Il povero signor Presente venne colto di sorpresa, spiazzato, deformato, e poi annientato, polverizzato: il signor Futuro non lo seguiva più come un’ombra, ma gli stava davanti ed era molto più veloce di lui. Ogni volta che il vecchio tentava di riafferrarlo, il Futuro si era già spostato vanificando ogni tentativo di pianificare il tragitto del viaggio in corso.
I gesti che il signor Presente riuscì a fare verso la fine furono sempre più flebili, schiumosi, inconsistenti. Patetici. Finchè allo stremo, si ritirò del tutto.
Ebbene si, il signor Futuro aveva divorato il signor Presente. Ecco perché non era al matrimonio!
La signora Città, che tanto aveva goduto dell’equilibrio tra i due, si trovò di fronte a nuovi enormi problemi e diventò di colpo più brutta e più vecchia. Aveva smarrito il senso del limite ed aveva aumentato il suo corpo a dismisura diventando metropoli e poi a volte megalopoli, città infinita.
La ritirata del padre in un primo momento le aveva concesso più libertà, più divertimento e spensieratezza. Finalmente, aveva potuto abbandonare ogni remora e gettarsi a capo collo tra le braccia del suo eterno fidanzato, il signor Futuro, concedendosi a lui interamente e celebrando il matrimonio che li avrebbe uniti per sempre.
Ma presto il Futuro senza Progetto e senza Presente cominciò a svuotare interi quartieri lasciandoli deserti e degradati, colonizzati da eserciti di nuovi schiavi affamati e senza speranza: la campagna intorno ai mega stores, abbandonata e consumata, non fu più in grado di produrre cibo per sfamare tutte le genti. Sui marciapiedi trafficati delle aree commerciali e degli stadi, capitava di incrociare contadini denutriti in fuga dai campi sterili insieme a bambini obesi e flaccidi dei ghetti urbani, abituati a mangiare spazzatura e a respirare colla.
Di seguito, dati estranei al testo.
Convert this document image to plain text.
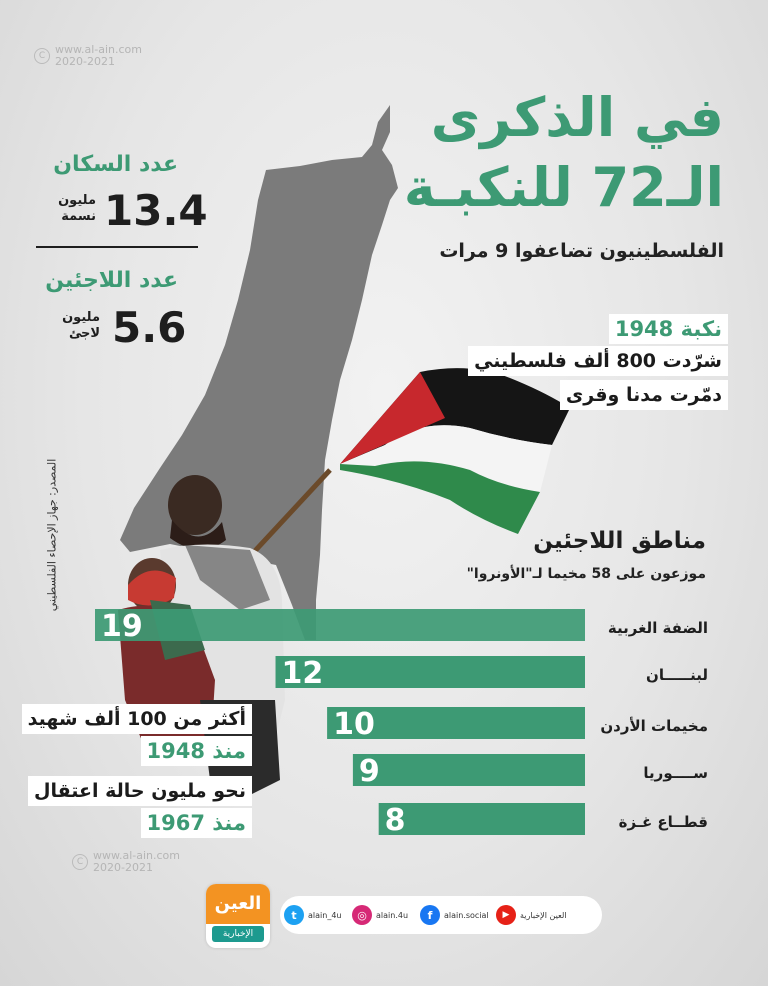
C www.al-ain.com
2020-2021
C www.al-ain.com
2020-2021
في الذكرى
الـ72 للنكبـة
الفلسطينيون تضاعفوا 9 مرات
عدد السكان
13.4
مليون
نسمة
عدد اللاجئين
5.6
مليون
لاجئ
المصدر: جهاز الإحصاء الفلسطيني
نكبة 1948
شرّدت 800 ألف فلسطيني
دمّرت مدنا وقرى
مناطق اللاجئين
موزعون على 58 مخيما لـ"الأونروا"
19	الضفة الغربية
12	لبنـــــان
10	مخيمات الأردن
9	ســــوريا
8	قطــاع غـزة
أكثر من 100 ألف شهيد
منذ 1948
نحو مليون حالة اعتقال
منذ 1967
العين
الإخبارية
t	alain_4u	◎	alain.4u	f	alain.social	▶	العين الإخبارية
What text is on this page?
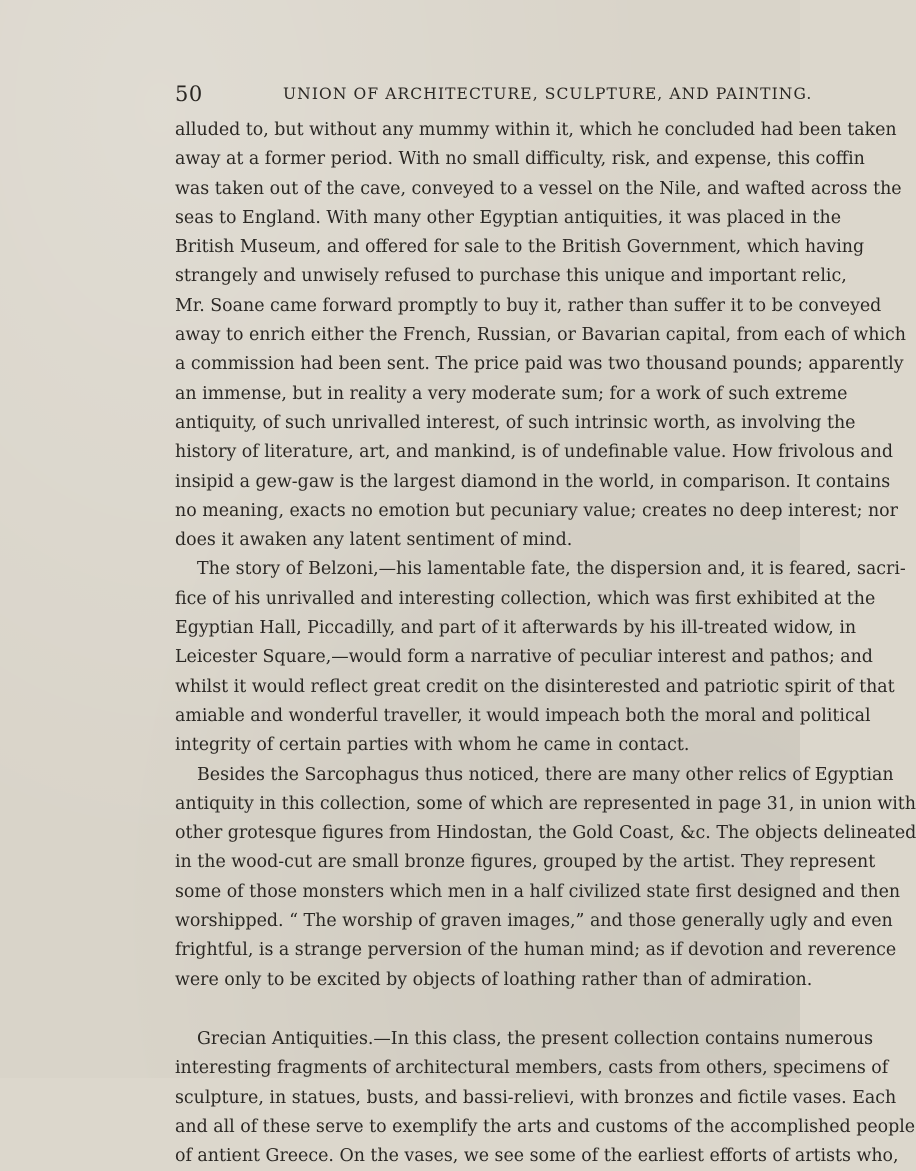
50	UNION OF ARCHITECTURE, SCULPTURE, AND PAINTING.
alluded to, but without any mummy within it, which he concluded had been taken
away at a former period. With no small difficulty, risk, and expense, this coffin
was taken out of the cave, conveyed to a vessel on the Nile, and wafted across the
seas to England. With many other Egyptian antiquities, it was placed in the
British Museum, and offered for sale to the British Government, which having
strangely and unwisely refused to purchase this unique and important relic,
Mr. Soane came forward promptly to buy it, rather than suffer it to be conveyed
away to enrich either the French, Russian, or Bavarian capital, from each of which
a commission had been sent. The price paid was two thousand pounds; apparently
an immense, but in reality a very moderate sum; for a work of such extreme
antiquity, of such unrivalled interest, of such intrinsic worth, as involving the
history of literature, art, and mankind, is of undefinable value. How frivolous and
insipid a gew-gaw is the largest diamond in the world, in comparison. It contains
no meaning, exacts no emotion but pecuniary value; creates no deep interest; nor
does it awaken any latent sentiment of mind.
The story of Belzoni,—his lamentable fate, the dispersion and, it is feared, sacri-
fice of his unrivalled and interesting collection, which was first exhibited at the
Egyptian Hall, Piccadilly, and part of it afterwards by his ill-treated widow, in
Leicester Square,—would form a narrative of peculiar interest and pathos; and
whilst it would reflect great credit on the disinterested and patriotic spirit of that
amiable and wonderful traveller, it would impeach both the moral and political
integrity of certain parties with whom he came in contact.
Besides the Sarcophagus thus noticed, there are many other relics of Egyptian
antiquity in this collection, some of which are represented in page 31, in union with
other grotesque figures from Hindostan, the Gold Coast, &c. The objects delineated
in the wood-cut are small bronze figures, grouped by the artist. They represent
some of those monsters which men in a half civilized state first designed and then
worshipped. “ The worship of graven images,” and those generally ugly and even
frightful, is a strange perversion of the human mind; as if devotion and reverence
were only to be excited by objects of loathing rather than of admiration.
Grecian Antiquities.—In this class, the present collection contains numerous
interesting fragments of architectural members, casts from others, specimens of
sculpture, in statues, busts, and bassi-relievi, with bronzes and fictile vases. Each
and all of these serve to exemplify the arts and customs of the accomplished people
of antient Greece. On the vases, we see some of the earliest efforts of artists who,
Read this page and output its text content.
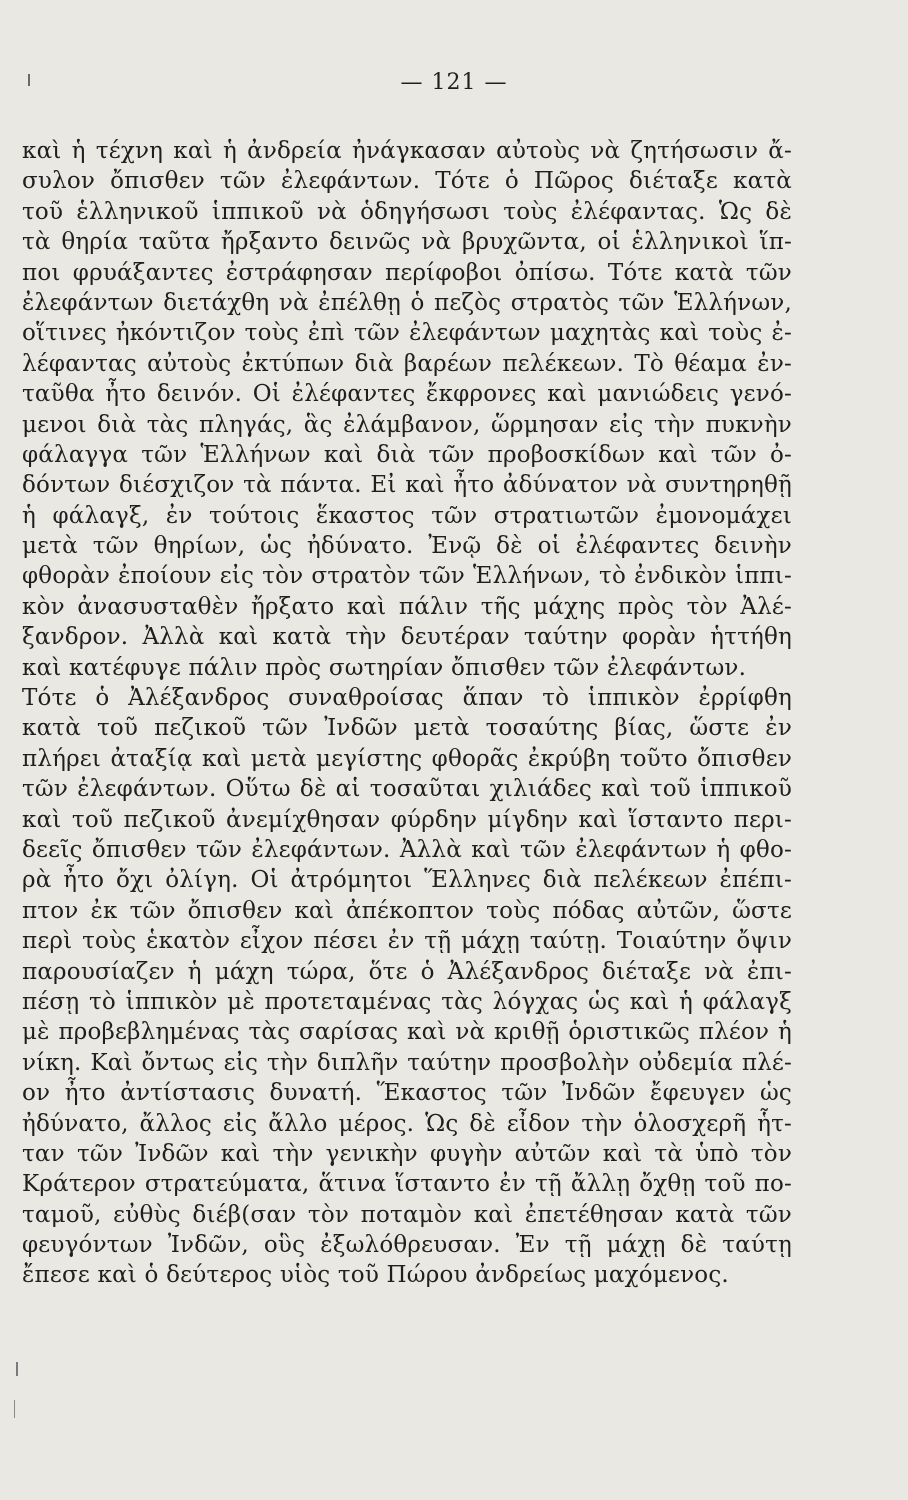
— 121 —
καὶ ἡ τέχνη καὶ ἡ ἀνδρεία ἠνάγκασαν αὐτοὺς νὰ ζητήσωσιν ἄ-
συλον ὄπισθεν τῶν ἐλεφάντων. Τότε ὁ Πῶρος διέταξε κατὰ
τοῦ ἑλληνικοῦ ἱππικοῦ νὰ ὁδηγήσωσι τοὺς ἐλέφαντας. Ὡς δὲ
τὰ θηρία ταῦτα ἤρξαντο δεινῶς νὰ βρυχῶντα, οἱ ἑλληνικοὶ ἵπ-
ποι φρυάξαντες ἐστράφησαν περίφοβοι ὀπίσω. Τότε κατὰ τῶν
ἐλεφάντων διετάχθη νὰ ἐπέλθῃ ὁ πεζὸς στρατὸς τῶν Ἑλλήνων,
οἵτινες ἠκόντιζον τοὺς ἐπὶ τῶν ἐλεφάντων μαχητὰς καὶ τοὺς ἐ-
λέφαντας αὐτοὺς ἐκτύπων διὰ βαρέων πελέκεων. Τὸ θέαμα ἐν-
ταῦθα ἦτο δεινόν. Οἱ ἐλέφαντες ἔκφρονες καὶ μανιώδεις γενό-
μενοι διὰ τὰς πληγάς, ἃς ἐλάμβανον, ὥρμησαν εἰς τὴν πυκνὴν
φάλαγγα τῶν Ἑλλήνων καὶ διὰ τῶν προβοσκίδων καὶ τῶν ὀ-
δόντων διέσχιζον τὰ πάντα. Εἰ καὶ ἦτο ἀδύνατον νὰ συντηρηθῇ
ἡ φάλαγξ, ἐν τούτοις ἕκαστος τῶν στρατιωτῶν ἐμονομάχει
μετὰ τῶν θηρίων, ὡς ἠδύνατο. Ἐνῷ δὲ οἱ ἐλέφαντες δεινὴν
φθορὰν ἐποίουν εἰς τὸν στρατὸν τῶν Ἑλλήνων, τὸ ἐνδικὸν ἱππι-
κὸν ἀνασυσταθὲν ἤρξατο καὶ πάλιν τῆς μάχης πρὸς τὸν Ἀλέ-
ξανδρον. Ἀλλὰ καὶ κατὰ τὴν δευτέραν ταύτην φορὰν ἡττήθη
καὶ κατέφυγε πάλιν πρὸς σωτηρίαν ὄπισθεν τῶν ἐλεφάντων.
Τότε ὁ Ἀλέξανδρος συναθροίσας ἅπαν τὸ ἱππικὸν ἐρρίφθη
κατὰ τοῦ πεζικοῦ τῶν Ἰνδῶν μετὰ τοσαύτης βίας, ὥστε ἐν
πλήρει ἀταξίᾳ καὶ μετὰ μεγίστης φθορᾶς ἐκρύβη τοῦτο ὄπισθεν
τῶν ἐλεφάντων. Οὕτω δὲ αἱ τοσαῦται χιλιάδες καὶ τοῦ ἱππικοῦ
καὶ τοῦ πεζικοῦ ἀνεμίχθησαν φύρδην μίγδην καὶ ἵσταντο περι-
δεεῖς ὄπισθεν τῶν ἐλεφάντων. Ἀλλὰ καὶ τῶν ἐλεφάντων ἡ φθο-
ρὰ ἦτο ὄχι ὀλίγη. Οἱ ἀτρόμητοι Ἕλληνες διὰ πελέκεων ἐπέπι-
πτον ἐκ τῶν ὄπισθεν καὶ ἀπέκοπτον τοὺς πόδας αὐτῶν, ὥστε
περὶ τοὺς ἑκατὸν εἶχον πέσει ἐν τῇ μάχῃ ταύτῃ. Τοιαύτην ὄψιν
παρουσίαζεν ἡ μάχη τώρα, ὅτε ὁ Ἀλέξανδρος διέταξε νὰ ἐπι-
πέσῃ τὸ ἱππικὸν μὲ προτεταμένας τὰς λόγχας ὡς καὶ ἡ φάλαγξ
μὲ προβεβλημένας τὰς σαρίσας καὶ νὰ κριθῇ ὁριστικῶς πλέον ἡ
νίκη. Καὶ ὄντως εἰς τὴν διπλῆν ταύτην προσβολὴν οὐδεμία πλέ-
ον ἦτο ἀντίστασις δυνατή. Ἕκαστος τῶν Ἰνδῶν ἔφευγεν ὡς
ἠδύνατο, ἄλλος εἰς ἄλλο μέρος. Ὡς δὲ εἶδον τὴν ὁλοσχερῆ ἧτ-
ταν τῶν Ἰνδῶν καὶ τὴν γενικὴν φυγὴν αὐτῶν καὶ τὰ ὑπὸ τὸν
Κράτερον στρατεύματα, ἅτινα ἵσταντο ἐν τῇ ἄλλῃ ὄχθῃ τοῦ πο-
ταμοῦ, εὐθὺς διέβ(σαν τὸν ποταμὸν καὶ ἐπετέθησαν κατὰ τῶν
φευγόντων Ἰνδῶν, οὓς ἐξωλόθρευσαν. Ἐν τῇ μάχῃ δὲ ταύτῃ
ἔπεσε καὶ ὁ δεύτερος υἱὸς τοῦ Πώρου ἀνδρείως μαχόμενος.
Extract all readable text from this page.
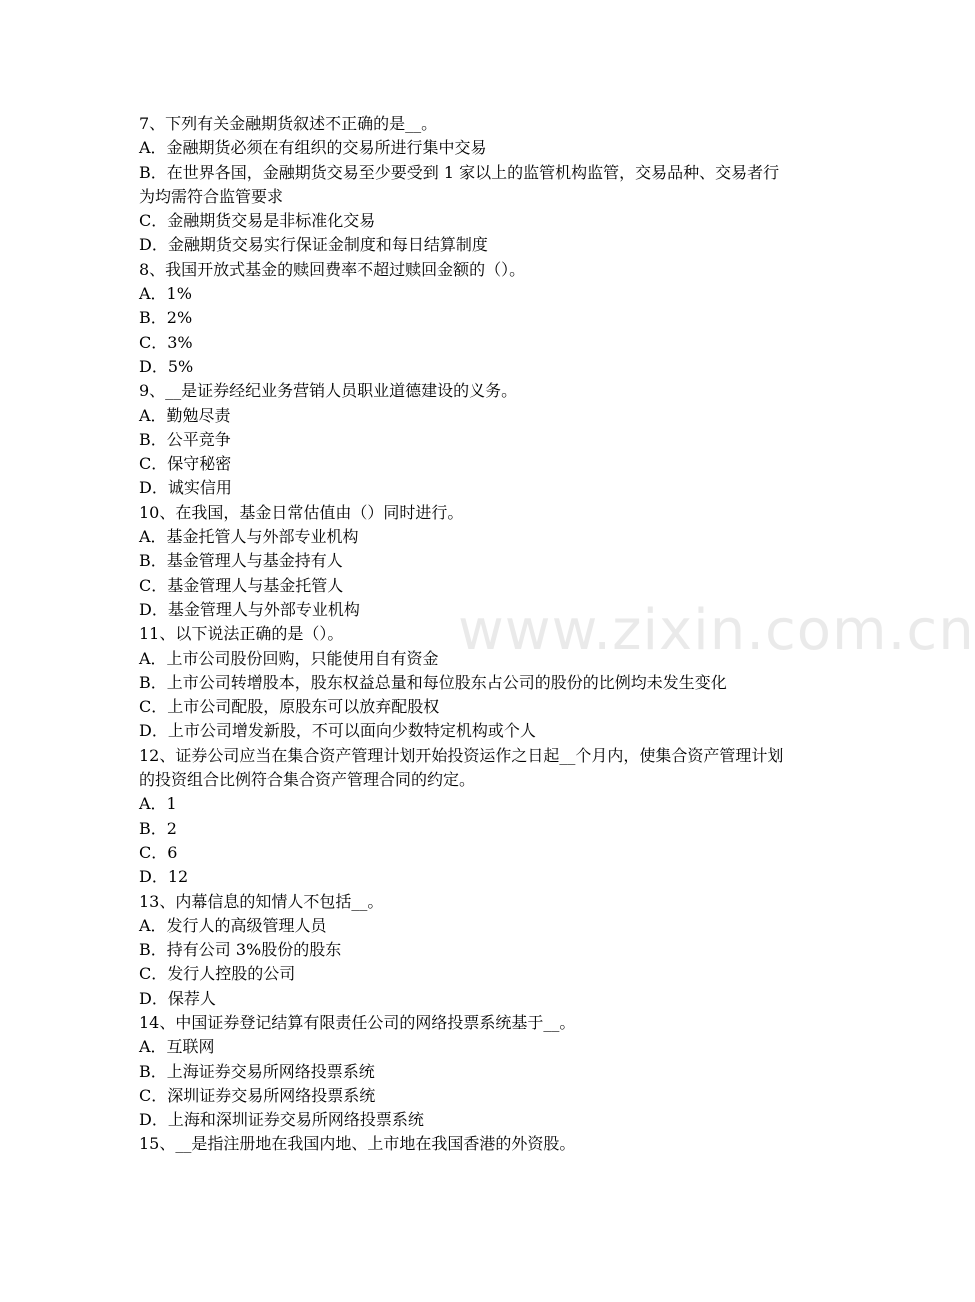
7、下列有关金融期货叙述不正确的是__。
A．金融期货必须在有组织的交易所进行集中交易
B．在世界各国，金融期货交易至少要受到 1 家以上的监管机构监管，交易品种、交易者行为均需符合监管要求
C．金融期货交易是非标准化交易
D．金融期货交易实行保证金制度和每日结算制度
8、我国开放式基金的赎回费率不超过赎回金额的（）。
A．1%
B．2%
C．3%
D．5%
9、__是证券经纪业务营销人员职业道德建设的义务。
A．勤勉尽责
B．公平竞争
C．保守秘密
D．诚实信用
10、在我国，基金日常估值由（）同时进行。
A．基金托管人与外部专业机构
B．基金管理人与基金持有人
C．基金管理人与基金托管人
D．基金管理人与外部专业机构
11、以下说法正确的是（）。
A．上市公司股份回购，只能使用自有资金
B．上市公司转增股本，股东权益总量和每位股东占公司的股份的比例均未发生变化
C．上市公司配股，原股东可以放弃配股权
D．上市公司增发新股，不可以面向少数特定机构或个人
12、证券公司应当在集合资产管理计划开始投资运作之日起__个月内，使集合资产管理计划的投资组合比例符合集合资产管理合同的约定。
A．1
B．2
C．6
D．12
13、内幕信息的知情人不包括__。
A．发行人的高级管理人员
B．持有公司 3%股份的股东
C．发行人控股的公司
D．保荐人
14、中国证券登记结算有限责任公司的网络投票系统基于__。
A．互联网
B．上海证券交易所网络投票系统
C．深圳证券交易所网络投票系统
D．上海和深圳证券交易所网络投票系统
15、__是指注册地在我国内地、上市地在我国香港的外资股。
www.zixin.com.cn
Piccoli manipoli di signorotti violenti tenevano sotto scacco grandi folle stordite dai video games e dalle droghe, inebetite da un ottimismo senza radici e senza ideali.
La sposa, sotto gli abiti sfarzosi della cerimonia, celava un corpo ormai obeso e un’anima bruciata dalla bulimia, avvizzita e violenta: ogni giorno divorava pezzi di mondo, paesaggi, umani, animali e piante e per nascondere la devastazione aveva distrutto la capacità dei popoli di riconoscere e desiderare la Bellezza, li aveva resi ciechi, nutrendoli di falsi dei.
“Il matrimonio del secolo”, concluse l’osservatrice anomala al termine della sua cronaca, “in realtà è soltanto un luccicante camouflage, che nasconde il dolore del pianeta: l’orchestra copre col frastuono di decibel assordanti l’urlo dei ghiacciai prosciugati e degli oceani sfregiati da tonnellate di rifiuti. Il viaggio nella città del futuro non ha più un motivo, perché il futuro è già qui, non dobbiamo raggiungerlo, ma soltanto guardarlo senza abbassare gli occhi”.

La cronista anomala si rese conto che, scrivendo l’articolo, si era incamminata lungo un percorso imprevedibile, un viaggio di consapevolezza. Probabilmente era uscita dal compito che le era stato assegnato. Sicuramente l’editore si aspettava da lei un testo diverso, una cronaca più mondana e rosea, adatta a celebrare la circostanza e a dar lustro agli invitati. Probabilmente avrebbe dovuto pensarci più a lungo e approfondire, spostandosi verso altri livelli di comunicazione. Così, fuori tema, le sue parole si sarebbero bruciate tra milioni di altre parole, disperdendosi nel nulla insieme ai pezzi della sua anima che le aveva dettate.
Decise quindi di stracciare il testo che aveva scritto e di sostituirlo con una semplice nota all’editore. Questa:
“Il Futuro e la Città sono ora Padroni del mondo e del nostro destino: dobbiamo smettere di fingere, non siamo capaci di programmare il tragitto. Possiamo soltanto attrezzarci per attutire gli scossoni del viaggio, sapendo che siamo in corsa senza autista e senza meta.”